Well three times the charm. This time it worked!  And it is actually thriving even after it was dumped upside down on the floor when the hook in the ceiling came out.
In fact it seemed as if it liked that as its growth sped up almost a month after that tramatic event!  Who knows, maybe being dumped helped aerate the soil a bit? 
What lesson does this teach to novice or even experienced gardeners?
If at first you don't succeed, try, try again.  Especially in the gardening world. 
The Jiaogulan plant is dioecious which means that if I want seeds for future plants I have to have a male and female.  Remember last years lesson with the tomatillos? Well that applies here too. 
Unfortunately for me I only have one plant, gender unknown so no seeds for me. 
Also, I have seen several different sites report different things on the likes and dislikes of the Jiaogulan plant.  Some say it prefers full sun, others say shade, some say hot temperatures, others say cooler temperatures.
I can report the following.  My current Jiaogulan seems happy as a clam with somewhat filtered sunlight, off the floor, up where its a tad bit warmer, and I water it about once a week.  I do not drench the soil.  I typically will give it about 1 1/2 cups of water.  The temperature downstairs during the winter averages about 65 to 70 degrees. I have a spot light on this plant and a spider plant which seem to make both of these plants quite happy. 


Now, why should one grow a Jiaogulan plant?

First, I have to say, I am attracted to plants that appear to just be a houseplant but has a further use. 
I have many different plants hanging around in my house that look like they are simply some sort of vine type of houseplant when in fact it actually is a ....sweet potato. Or Turmeric.  Or a lowly potato. Or Jiaogulan.
And soon to arrive, Moringa trees! (more on that later!)
While I think that a plain old Pothos looks pretty and I do have some of them, I really get excited by plants that do more than just look decorative.
I mean, really, how cool is it that you can go to a houseplant and take from it to spice your dinner or make your tea?
So, onto about the lovely Jiaogulan plant.

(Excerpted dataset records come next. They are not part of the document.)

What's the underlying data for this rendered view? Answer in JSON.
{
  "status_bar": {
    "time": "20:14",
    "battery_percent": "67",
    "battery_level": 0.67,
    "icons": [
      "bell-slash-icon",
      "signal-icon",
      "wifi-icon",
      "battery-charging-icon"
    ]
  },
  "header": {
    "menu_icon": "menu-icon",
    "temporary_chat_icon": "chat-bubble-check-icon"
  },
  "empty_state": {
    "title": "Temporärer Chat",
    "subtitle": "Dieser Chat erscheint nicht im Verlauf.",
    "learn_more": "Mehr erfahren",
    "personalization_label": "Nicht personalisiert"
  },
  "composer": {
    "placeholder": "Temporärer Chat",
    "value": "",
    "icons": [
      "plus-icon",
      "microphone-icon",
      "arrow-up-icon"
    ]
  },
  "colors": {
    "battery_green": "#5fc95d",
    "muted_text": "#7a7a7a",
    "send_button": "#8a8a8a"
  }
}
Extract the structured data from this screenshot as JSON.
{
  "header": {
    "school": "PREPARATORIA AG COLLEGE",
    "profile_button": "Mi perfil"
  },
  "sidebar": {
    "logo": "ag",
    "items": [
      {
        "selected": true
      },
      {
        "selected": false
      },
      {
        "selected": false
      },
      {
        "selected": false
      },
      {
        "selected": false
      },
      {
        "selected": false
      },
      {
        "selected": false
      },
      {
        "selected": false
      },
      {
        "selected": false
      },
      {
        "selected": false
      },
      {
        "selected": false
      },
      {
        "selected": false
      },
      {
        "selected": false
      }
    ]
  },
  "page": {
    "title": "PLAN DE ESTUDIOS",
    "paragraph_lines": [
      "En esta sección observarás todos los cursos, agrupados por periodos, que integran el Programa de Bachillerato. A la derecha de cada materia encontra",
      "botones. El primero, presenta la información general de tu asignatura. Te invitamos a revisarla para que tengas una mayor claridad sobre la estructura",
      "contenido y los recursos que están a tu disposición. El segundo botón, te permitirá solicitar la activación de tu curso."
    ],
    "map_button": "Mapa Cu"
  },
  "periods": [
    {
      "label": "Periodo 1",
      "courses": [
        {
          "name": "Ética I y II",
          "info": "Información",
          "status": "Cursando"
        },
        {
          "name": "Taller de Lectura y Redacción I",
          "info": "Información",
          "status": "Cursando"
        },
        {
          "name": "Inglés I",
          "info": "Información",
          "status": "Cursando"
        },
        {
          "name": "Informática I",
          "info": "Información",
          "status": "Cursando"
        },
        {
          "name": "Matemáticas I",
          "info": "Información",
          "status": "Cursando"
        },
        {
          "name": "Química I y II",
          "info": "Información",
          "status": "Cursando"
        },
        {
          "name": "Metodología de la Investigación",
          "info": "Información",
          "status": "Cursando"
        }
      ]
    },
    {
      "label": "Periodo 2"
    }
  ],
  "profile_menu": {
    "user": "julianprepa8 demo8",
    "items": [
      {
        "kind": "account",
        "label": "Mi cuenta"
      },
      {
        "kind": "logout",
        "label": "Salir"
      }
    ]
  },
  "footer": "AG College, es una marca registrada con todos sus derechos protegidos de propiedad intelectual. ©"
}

The health claims on this one go through the roof.  They range from controlling cholesterol, blood pressure, digestion, strength and endurance, immunity boosting and even can supposedly inhibit cancer growth. 
The Jiaogulan plant boasts powerful adaptogenic and antioxidant properties and its even said it can help in weight loss. 


Now, the unfortunate bit however is I cannot actually claim that I have noticed any of these benefits because I only started to harvest a leaf or two every so often just as of recently. 
As my own plant starts to get larger I intend on using it in tisanes, which are more or less herbal teas.
 This plant will most assuredly be following me, if possible, to where ever we move to next.  I just have to remember to save room in our truck!